“Se riesci a trovare la posizione dell’acqua o dei minerali preziosi sei un rabdomante: questo album mira a portare in superficie qualcosa di speciale.” ha scritto Stefano De Stefano per presentare il suo nuovo lavoro. Per capirlo basta guardare il video di “Fishes in the Ocean”, uno dei tre singoli estratti: nei volti seri di queste tre persone non più giovani che si allenano nelle strade di una grande città, c’è dentro tutta la grandezza e la dignità di una vita vissuta alla ricerca dello scopo, con la consapevolezza, se vogliamo, che già viverla con questa passione rappresenti in qualche modo una conquista.
“We’re dying to smash the borders of a life full of orders/We’re dying for a fresh kiss, a fleeting moment of bliss/We dive into the emotion like fishes in the ocean” canta nello stesso pezzo, che inizia con un arpeggio di chitarra acustica che suona come una dichiarazione d’intenti, per poi riempirsi in modo graduale con piano, batteria e altri suoni, in un brano che sembra racchiudere tutti i principali ingredienti del nuovo lavoro.
Serpeggia tuttavia un dubbio: “And what if time was not the answer?/what if moments were just train stops?/We’ve been running to the end of the line/but how could you have known?”.
La risposta probabilmente è vivere, seguire le cose che affascinano, coltivare i propri affetti, come si vede nell’altro video, quello di “Under My Skin”, che cita esplicitamente “Il piccolo principe” di Saint-Exupéry ed il suo rapporto con la rosa; oppure in quello di “Mulholland Drive” (richiamo evidente all’omonimo film di David Lynch) coi due protagonisti che danzano e si rincorrono nelle strade, mostrando intesa e grande complicità: “Lose your mind like in Mulholland Drive and stay with me tonight”. Sì, forse la risposta è davvero nella semplicità disarmante di questi sentimenti, nella voglia di vivere sottesa in queste canzoni.
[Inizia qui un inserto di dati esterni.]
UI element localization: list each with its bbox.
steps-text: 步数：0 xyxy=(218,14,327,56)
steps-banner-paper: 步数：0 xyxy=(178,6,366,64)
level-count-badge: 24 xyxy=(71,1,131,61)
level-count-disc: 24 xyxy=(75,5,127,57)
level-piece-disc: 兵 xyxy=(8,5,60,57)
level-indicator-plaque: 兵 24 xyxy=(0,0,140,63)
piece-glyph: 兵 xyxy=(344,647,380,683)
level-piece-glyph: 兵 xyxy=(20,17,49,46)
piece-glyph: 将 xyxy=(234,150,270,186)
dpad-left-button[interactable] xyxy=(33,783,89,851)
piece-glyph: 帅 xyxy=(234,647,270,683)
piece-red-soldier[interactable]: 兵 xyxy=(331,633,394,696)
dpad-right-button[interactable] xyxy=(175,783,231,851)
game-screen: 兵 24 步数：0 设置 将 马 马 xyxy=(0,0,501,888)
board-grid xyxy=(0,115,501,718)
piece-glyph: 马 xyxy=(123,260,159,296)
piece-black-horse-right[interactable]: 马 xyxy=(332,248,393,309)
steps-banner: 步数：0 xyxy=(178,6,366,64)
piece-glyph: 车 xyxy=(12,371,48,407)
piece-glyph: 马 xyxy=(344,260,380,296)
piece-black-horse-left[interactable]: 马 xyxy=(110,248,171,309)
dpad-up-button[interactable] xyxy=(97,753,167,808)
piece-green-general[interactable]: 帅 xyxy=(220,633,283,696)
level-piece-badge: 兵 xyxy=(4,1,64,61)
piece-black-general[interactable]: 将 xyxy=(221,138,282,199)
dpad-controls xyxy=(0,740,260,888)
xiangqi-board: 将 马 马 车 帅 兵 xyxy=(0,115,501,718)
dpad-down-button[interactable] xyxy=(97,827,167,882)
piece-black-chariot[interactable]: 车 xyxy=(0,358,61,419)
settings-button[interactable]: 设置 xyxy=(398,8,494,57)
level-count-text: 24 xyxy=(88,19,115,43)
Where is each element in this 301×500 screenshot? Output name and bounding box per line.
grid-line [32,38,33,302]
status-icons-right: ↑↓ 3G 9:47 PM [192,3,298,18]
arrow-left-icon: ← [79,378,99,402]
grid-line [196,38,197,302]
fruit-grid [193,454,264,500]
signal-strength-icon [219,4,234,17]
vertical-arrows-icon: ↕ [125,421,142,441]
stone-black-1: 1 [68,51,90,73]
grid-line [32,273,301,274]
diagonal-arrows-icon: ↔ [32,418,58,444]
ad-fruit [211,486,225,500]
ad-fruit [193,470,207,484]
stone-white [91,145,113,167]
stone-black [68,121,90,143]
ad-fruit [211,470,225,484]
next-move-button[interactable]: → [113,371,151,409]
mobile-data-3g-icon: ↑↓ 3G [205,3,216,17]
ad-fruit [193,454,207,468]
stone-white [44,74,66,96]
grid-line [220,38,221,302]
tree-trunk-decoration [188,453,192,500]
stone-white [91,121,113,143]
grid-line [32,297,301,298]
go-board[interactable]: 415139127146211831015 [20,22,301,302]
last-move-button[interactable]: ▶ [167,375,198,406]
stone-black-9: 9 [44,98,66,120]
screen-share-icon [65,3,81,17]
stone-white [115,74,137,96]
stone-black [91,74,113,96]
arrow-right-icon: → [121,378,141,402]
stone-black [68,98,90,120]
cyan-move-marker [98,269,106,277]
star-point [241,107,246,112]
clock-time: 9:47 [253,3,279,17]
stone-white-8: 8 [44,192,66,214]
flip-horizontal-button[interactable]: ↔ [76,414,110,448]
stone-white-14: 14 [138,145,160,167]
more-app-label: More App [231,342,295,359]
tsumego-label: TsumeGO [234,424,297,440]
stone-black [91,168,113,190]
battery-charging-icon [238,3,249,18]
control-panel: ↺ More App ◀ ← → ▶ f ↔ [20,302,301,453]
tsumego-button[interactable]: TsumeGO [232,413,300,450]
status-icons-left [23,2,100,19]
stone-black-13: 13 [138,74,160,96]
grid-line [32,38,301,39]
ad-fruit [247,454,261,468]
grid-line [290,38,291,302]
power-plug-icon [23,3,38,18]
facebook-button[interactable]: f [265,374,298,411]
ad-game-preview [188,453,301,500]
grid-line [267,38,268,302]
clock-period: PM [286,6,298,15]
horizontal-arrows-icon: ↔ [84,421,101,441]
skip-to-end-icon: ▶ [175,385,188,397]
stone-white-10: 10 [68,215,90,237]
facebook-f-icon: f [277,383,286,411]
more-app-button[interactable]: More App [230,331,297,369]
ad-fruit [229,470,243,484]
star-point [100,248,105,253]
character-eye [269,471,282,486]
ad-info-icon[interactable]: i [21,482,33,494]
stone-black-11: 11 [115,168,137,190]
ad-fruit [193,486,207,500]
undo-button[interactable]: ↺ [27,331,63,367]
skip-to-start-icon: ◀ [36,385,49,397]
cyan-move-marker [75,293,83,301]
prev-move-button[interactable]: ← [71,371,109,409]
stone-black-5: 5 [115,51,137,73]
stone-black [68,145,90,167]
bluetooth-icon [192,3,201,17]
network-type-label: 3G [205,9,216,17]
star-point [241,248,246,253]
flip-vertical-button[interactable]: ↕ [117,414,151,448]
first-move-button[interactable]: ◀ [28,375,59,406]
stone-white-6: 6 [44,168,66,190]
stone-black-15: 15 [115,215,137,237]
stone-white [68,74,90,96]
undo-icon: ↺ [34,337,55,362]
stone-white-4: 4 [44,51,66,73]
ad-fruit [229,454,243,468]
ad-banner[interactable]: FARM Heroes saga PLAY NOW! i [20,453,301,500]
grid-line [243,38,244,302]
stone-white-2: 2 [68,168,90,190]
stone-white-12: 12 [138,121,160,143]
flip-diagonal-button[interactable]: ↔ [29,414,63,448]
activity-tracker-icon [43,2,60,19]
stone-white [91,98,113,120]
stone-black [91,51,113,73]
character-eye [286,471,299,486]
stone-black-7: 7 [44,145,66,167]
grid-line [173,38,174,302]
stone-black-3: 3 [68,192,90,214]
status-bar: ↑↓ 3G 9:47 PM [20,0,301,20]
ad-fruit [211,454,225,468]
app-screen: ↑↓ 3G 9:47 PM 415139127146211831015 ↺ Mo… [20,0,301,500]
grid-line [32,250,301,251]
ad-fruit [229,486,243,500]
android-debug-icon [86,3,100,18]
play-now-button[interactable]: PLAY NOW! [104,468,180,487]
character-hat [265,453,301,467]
Arrivato al terzo disco, il progetto An Early Bird si accasa con la piccola etichetta tedesca Greywood, lo spazio ideale per una dimensione internazionale che negli anni precedenti aveva già dimostrato in pieno di possedere.
Registrato nella sua Napoli, prodotto e mixato da Stefano Bruno, “Diviner” è sin dalla bellissima copertina, con una tenda solitaria incastonata in un paesaggio montano di notturna bellezza, un inno alla vita e alla speranza. Lo si capisce dal tono di queste dieci canzoni, più solari e meno malinconiche delle precedenti, ammantate di dolcezza contemplativa, con la voce di Stefano mai così sospesa e rassicurante. Basti l’iniziale “Help me Shine” a cogliere l’essenza di questo lavoro, ma anche la pianistica “Bad Timing”, col suo ritornello liberatorio, o “Prayers in the Temple”, al tempo stesso solenne e delicata.
È un disco nel complesso più prodotto del solito, nonostante il suo autore abbia fatto tutto da solo, occupandosi di tutti gli strumenti. Fatta salva la base Alt Folk, con le chitarre a fungere da protagoniste, talvolta coadiuvate dal pianoforte e da qualche leggera orchestrazione, i vari episodi sono poi particolarmente pieni, con batteria e percussioni molto presenti e un utilizzo dell’elettronica per certi versi sorprendente (vedi ad esempio la cassa dritta in “Mulholland Drive”) ed un ricorrere ai crescendo e all’accumulazione di elementi che in più punti suscita un paragone col Bon Iver degli ultimi lavori.
Molto presente è anche la dimensione Pop: brani come “Holding onto Hope”, “One Week”, “Angela”, solo per citare i più evidenti, vivono su melodie estremamente efficaci e sembrano a tratti richiamare la Taylor Swift della cura Aaron Dessner, con quell’ibridazione perfetta tra Pop da classifica e Folk sofisticato.
Inutile dire a questo punto che “Diviner” sia finora il disco più bello di An Early Bird, quello che annulla definitivamente ogni timore reverenziale nei confronti degli artisti più blasonati di questo genere e che potrebbe davvero metterlo di fronte ad una svolta della propria carriera.